Chronische vermoeidheid na sarcoïdose

Samenvatting proefschrift Ingrid Korenromp

Universiteit van Utrecht, 28 juni 2011
Promotoren: prof.dr. C.J. Heijnen, prof.dr. D.H. Biesma, prof.dr. J.M.M. van den Bosch
Copromotoren: dr. O.J.M. Vogels, dr. A. Kavelaars.

Casus

46 jarige man, getrouwd, 2 kinderen. Voorgeschiedenis: Sarcoïdose 2002. Laboratoriumuitslagen: ACE, Ca, sIL-2R, CRP normaal, overig: g.b.. X-thorax: geen afwijkingen. Longfunctietest: VC, FEV1, DLCO binnen norm. Comorbiditeit: geen. Klacht: chronische vermoeid, kan dagelijkse activiteiten niet uitvoeren.

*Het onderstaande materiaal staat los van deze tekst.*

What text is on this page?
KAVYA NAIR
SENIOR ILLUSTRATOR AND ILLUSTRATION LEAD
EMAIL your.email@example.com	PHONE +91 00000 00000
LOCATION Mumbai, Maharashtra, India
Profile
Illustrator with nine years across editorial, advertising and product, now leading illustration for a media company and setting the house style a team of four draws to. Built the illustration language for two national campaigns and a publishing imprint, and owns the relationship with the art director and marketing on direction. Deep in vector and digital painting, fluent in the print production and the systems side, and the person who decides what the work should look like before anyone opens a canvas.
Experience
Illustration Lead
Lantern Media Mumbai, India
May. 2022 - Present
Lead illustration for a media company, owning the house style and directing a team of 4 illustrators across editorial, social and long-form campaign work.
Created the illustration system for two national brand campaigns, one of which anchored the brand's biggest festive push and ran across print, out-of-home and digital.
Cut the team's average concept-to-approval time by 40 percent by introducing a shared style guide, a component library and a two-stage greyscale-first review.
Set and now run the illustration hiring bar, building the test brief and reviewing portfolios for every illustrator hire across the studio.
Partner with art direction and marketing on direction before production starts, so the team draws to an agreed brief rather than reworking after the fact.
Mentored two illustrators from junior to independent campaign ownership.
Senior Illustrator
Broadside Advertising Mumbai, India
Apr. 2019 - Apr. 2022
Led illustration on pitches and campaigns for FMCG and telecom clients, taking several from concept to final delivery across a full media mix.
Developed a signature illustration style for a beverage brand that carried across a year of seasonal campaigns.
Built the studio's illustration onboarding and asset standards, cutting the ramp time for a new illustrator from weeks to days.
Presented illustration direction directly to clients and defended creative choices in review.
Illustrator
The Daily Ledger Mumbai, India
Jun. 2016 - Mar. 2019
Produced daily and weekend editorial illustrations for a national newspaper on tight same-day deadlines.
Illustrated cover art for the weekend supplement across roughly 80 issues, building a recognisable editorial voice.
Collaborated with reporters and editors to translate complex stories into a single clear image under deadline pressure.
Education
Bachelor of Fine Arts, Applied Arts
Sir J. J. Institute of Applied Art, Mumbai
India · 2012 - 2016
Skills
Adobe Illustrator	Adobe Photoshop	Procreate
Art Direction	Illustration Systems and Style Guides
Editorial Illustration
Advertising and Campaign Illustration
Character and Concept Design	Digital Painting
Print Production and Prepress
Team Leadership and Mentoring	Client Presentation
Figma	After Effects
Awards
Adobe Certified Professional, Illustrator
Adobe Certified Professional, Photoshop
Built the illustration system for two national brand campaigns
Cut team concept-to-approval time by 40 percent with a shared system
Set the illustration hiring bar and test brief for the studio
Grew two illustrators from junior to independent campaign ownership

Vraag: wat adviseert u deze patiënt?

Binnen het centrum Interstitiële Longziekten van het St. Antonius Ziekenhuis werden artsen regelmatig geconfronteerd met dit dilemma. Een substantiële groep sarcoïdose patiënten hield klachten van chronische vermoeidheid, terwijl er geen ziekteactiviteit meer kon worden vastgesteld.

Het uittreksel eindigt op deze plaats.